Russie : deux sœurs jugées pour le meurtre de leur père qui les violentait

Trois adolescentes ont tué leur père violent il y a plus d'un an. Deux d'entre elles seront jugées pour meurtre en Russie. Elles sont devenues un symbole de la violence domestique, largement passée sous silence dans le pays.

Une prison à Moscou en Russie (illustration)
Une prison à Moscou en Russie (illustration) Crédit : KIRILL KUDRYAVTSEV / AFP
Venantia
Venantia Petillault et AFP

L'affaire des trois sœurs, Krestina, Angelina et Maria Khatchatourian, a secoué l'année passée la Russie. Jugées pour "meurtre commis en groupe avec préméditation", ce crime est passible de 20 ans de prison. Les enquêteurs leur ont néanmoins reconnu des circonstances atténuantes.

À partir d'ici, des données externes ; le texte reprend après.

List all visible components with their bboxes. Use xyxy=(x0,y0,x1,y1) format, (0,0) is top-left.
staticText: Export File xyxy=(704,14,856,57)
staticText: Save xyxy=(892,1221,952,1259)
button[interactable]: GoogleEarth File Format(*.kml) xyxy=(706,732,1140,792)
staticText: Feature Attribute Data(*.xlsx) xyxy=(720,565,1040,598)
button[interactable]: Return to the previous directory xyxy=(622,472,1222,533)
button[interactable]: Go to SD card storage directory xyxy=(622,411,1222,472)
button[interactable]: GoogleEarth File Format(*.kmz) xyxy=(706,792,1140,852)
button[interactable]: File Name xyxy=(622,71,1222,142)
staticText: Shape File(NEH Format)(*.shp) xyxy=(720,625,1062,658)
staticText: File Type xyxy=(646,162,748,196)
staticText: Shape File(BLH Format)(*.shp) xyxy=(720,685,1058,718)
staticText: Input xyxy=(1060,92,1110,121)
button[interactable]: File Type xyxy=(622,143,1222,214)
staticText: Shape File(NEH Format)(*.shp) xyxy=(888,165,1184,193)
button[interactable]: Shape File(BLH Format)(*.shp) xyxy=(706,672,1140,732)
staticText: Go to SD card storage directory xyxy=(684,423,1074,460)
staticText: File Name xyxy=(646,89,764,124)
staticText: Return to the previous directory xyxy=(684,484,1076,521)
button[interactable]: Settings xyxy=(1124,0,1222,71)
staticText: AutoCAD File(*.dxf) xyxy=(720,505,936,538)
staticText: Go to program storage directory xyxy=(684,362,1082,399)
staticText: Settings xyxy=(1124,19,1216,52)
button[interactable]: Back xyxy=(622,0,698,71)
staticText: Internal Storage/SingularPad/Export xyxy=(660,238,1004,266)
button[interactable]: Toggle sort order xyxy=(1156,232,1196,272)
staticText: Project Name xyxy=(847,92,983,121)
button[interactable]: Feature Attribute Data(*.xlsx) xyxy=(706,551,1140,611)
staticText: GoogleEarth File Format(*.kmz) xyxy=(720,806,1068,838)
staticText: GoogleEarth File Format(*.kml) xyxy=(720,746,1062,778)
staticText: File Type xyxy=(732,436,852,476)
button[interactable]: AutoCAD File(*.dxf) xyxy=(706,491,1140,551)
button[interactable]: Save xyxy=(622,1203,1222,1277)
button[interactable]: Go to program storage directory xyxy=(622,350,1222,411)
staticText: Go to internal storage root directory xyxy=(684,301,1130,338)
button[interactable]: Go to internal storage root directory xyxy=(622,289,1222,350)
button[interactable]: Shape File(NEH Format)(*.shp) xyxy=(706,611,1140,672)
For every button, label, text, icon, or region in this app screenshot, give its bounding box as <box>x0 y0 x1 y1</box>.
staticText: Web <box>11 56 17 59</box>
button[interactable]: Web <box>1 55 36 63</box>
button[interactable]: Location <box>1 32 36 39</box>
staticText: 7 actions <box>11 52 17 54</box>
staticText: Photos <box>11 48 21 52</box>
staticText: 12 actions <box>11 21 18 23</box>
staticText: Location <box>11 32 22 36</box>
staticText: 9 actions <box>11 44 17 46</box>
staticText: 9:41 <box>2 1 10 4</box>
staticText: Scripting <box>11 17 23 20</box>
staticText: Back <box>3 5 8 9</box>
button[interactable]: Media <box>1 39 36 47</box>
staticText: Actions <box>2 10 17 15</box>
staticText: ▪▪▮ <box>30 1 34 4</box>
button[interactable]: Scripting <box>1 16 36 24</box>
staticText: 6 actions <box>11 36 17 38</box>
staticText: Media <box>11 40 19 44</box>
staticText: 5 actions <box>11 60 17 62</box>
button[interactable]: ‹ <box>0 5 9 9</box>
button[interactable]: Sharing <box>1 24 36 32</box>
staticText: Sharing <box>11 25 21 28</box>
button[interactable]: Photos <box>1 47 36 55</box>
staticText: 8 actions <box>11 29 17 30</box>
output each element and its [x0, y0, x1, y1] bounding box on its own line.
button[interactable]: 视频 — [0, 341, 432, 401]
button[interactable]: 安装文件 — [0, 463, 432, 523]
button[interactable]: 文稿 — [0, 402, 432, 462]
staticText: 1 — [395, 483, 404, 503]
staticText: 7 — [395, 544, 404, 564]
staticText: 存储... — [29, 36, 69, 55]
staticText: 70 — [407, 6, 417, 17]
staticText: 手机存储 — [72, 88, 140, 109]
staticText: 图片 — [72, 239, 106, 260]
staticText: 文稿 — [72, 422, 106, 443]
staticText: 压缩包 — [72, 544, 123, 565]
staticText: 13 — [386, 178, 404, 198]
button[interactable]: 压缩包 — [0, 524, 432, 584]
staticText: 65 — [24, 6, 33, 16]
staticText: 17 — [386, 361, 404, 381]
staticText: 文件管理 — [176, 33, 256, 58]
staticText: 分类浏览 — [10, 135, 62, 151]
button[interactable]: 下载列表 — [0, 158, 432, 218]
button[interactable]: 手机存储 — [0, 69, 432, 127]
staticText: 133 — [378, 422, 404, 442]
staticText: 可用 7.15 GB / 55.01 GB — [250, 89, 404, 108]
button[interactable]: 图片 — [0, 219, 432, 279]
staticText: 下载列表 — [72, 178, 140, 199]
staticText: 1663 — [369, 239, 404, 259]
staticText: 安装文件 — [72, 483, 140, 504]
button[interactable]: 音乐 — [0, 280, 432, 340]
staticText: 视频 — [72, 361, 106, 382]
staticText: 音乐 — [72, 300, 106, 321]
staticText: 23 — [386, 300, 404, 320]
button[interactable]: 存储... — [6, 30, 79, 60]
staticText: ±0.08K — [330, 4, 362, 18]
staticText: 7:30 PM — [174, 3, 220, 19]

Les jeunes filles ont tué de multiples coups de couteau et de marteau leur père Mikhaïl à Moscou, en juillet 2018. Elles étaient alors âgées respectivement de 19, 18 et 17 ans. "Il a été établi que le mobile du crime des accusées étaient des griefs personnels dus aux douleurs physiques et psychiques infligées par le père à ses filles pendant longtemps, ce que l'enquête considère comme des circonstances atténuantes", écrit le Comité d'enquête de Russie, en charge des investigations jugées les plus importantes.

L'avocate d'Angelina Khatchatourian, Mari Davtian, a dénoncé cette décision, estimant "qu'il y a plus qu'assez de preuves établissant qu'elles ont agi en situation de légitime défense". Concernant la benjamine, Maria, mineure au moment des faits, le Comité a demandé au parquet d'ordonner "une obligation de soins médicaux". Il n'a pas précisé la nature de ces mesures.  

Indifférence des autorités

L'affaire des sœurs Khatchatourian avait fait d'autant plus de bruit en Russie que peu avant, en 2017, les violences domestiques, hors cas de récidive et de blessures graves, avaient été largement décriminalisées.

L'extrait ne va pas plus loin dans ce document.